The main strength of the current paper is the inclusion of the largest number of studies on Cerebrolysin after stroke so far, comprising a total of 12 randomized double-blind trials. An important advantage is the inclusion of additional material, requested from the original authors if publications with summarized safety sections were not providing enough data for all safety outcomes of interest, a problem many such studies are confronted with. Therefore, a maximum of safety-related data could be obtained. Another strength is the homogeneity of the safety results across all sensitivity analyses, supporting the main result and demonstrating the robustness of the safety results across all analysis pathways.

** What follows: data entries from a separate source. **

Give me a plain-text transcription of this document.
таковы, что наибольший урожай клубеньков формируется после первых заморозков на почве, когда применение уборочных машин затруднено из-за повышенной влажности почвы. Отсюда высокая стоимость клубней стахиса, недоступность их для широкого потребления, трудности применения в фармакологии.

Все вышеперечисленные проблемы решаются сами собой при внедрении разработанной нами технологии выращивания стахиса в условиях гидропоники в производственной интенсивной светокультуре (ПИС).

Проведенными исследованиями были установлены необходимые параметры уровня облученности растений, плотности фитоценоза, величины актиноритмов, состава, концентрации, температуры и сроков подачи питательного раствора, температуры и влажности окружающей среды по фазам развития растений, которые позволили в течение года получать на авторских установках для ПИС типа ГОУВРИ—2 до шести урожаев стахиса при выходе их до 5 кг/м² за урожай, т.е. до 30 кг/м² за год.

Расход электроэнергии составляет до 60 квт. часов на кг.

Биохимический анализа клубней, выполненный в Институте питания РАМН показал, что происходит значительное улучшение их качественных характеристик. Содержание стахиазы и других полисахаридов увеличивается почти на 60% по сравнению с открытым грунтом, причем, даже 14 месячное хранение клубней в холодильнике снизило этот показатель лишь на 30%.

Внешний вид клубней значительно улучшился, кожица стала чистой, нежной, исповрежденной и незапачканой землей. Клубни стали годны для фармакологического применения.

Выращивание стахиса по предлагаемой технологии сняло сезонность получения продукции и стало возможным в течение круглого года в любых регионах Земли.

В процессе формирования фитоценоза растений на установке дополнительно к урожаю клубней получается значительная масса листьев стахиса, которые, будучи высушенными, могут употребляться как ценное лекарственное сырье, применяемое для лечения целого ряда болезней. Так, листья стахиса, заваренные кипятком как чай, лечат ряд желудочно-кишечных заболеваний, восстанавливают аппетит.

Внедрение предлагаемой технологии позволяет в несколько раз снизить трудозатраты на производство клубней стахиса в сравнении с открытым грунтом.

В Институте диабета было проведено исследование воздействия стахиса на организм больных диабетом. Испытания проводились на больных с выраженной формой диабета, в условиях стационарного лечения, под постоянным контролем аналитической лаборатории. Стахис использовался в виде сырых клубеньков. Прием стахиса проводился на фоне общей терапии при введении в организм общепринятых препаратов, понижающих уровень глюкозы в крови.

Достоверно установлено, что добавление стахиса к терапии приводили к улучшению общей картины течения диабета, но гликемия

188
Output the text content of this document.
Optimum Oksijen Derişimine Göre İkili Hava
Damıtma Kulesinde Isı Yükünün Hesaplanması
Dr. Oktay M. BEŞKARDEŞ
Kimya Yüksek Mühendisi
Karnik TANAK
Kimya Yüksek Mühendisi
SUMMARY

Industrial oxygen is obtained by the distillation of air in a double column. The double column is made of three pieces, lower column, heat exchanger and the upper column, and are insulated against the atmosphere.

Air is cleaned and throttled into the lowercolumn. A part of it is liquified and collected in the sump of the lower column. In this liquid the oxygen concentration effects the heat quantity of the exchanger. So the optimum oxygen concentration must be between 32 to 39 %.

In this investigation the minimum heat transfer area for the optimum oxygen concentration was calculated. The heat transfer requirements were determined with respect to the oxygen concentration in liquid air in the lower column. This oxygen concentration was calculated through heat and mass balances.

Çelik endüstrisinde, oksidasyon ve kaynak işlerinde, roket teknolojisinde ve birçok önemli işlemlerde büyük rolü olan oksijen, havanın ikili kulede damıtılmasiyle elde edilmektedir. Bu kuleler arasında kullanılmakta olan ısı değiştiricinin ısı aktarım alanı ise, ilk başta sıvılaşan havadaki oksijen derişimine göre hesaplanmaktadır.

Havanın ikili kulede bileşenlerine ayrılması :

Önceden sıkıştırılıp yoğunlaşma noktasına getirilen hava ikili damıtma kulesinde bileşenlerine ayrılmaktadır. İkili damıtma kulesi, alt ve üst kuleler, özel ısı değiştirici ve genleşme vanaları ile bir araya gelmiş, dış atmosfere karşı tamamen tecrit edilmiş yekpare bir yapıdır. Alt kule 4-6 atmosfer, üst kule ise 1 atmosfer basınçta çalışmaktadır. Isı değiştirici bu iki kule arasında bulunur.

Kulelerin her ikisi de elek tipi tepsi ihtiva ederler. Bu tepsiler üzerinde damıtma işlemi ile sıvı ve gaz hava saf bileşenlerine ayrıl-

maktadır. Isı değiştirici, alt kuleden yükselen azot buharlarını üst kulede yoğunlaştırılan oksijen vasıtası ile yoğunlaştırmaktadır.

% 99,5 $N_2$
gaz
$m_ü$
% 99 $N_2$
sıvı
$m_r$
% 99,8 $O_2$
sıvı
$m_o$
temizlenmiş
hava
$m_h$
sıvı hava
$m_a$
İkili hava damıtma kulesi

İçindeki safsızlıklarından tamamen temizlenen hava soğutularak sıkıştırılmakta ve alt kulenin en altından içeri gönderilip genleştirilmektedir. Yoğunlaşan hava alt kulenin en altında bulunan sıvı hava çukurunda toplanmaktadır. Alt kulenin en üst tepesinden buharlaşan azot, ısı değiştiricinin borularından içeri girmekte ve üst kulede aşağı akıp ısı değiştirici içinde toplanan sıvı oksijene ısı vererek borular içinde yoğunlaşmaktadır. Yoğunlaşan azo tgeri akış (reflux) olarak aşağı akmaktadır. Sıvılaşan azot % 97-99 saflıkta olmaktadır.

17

This comprehensive safety meta-analysis shows a very good safety profile for patients treated with Cerebrolysin after acute ischemic stroke as compared to placebo. While none of the analyses provided evidence for safety issues, there was a tendency to superiority of Cerebrolysin regarding serious adverse events in high dose treatments and in moderate–severe stroke. Further randomized clinical trials are welcome to provide additional evidence based on longer follow-up duration and mixed or repetitive treatment cycles. Moreover, the development of effectiveness studies would also contribute to enhancing the strength of current assertions regarding the safety of this intervention.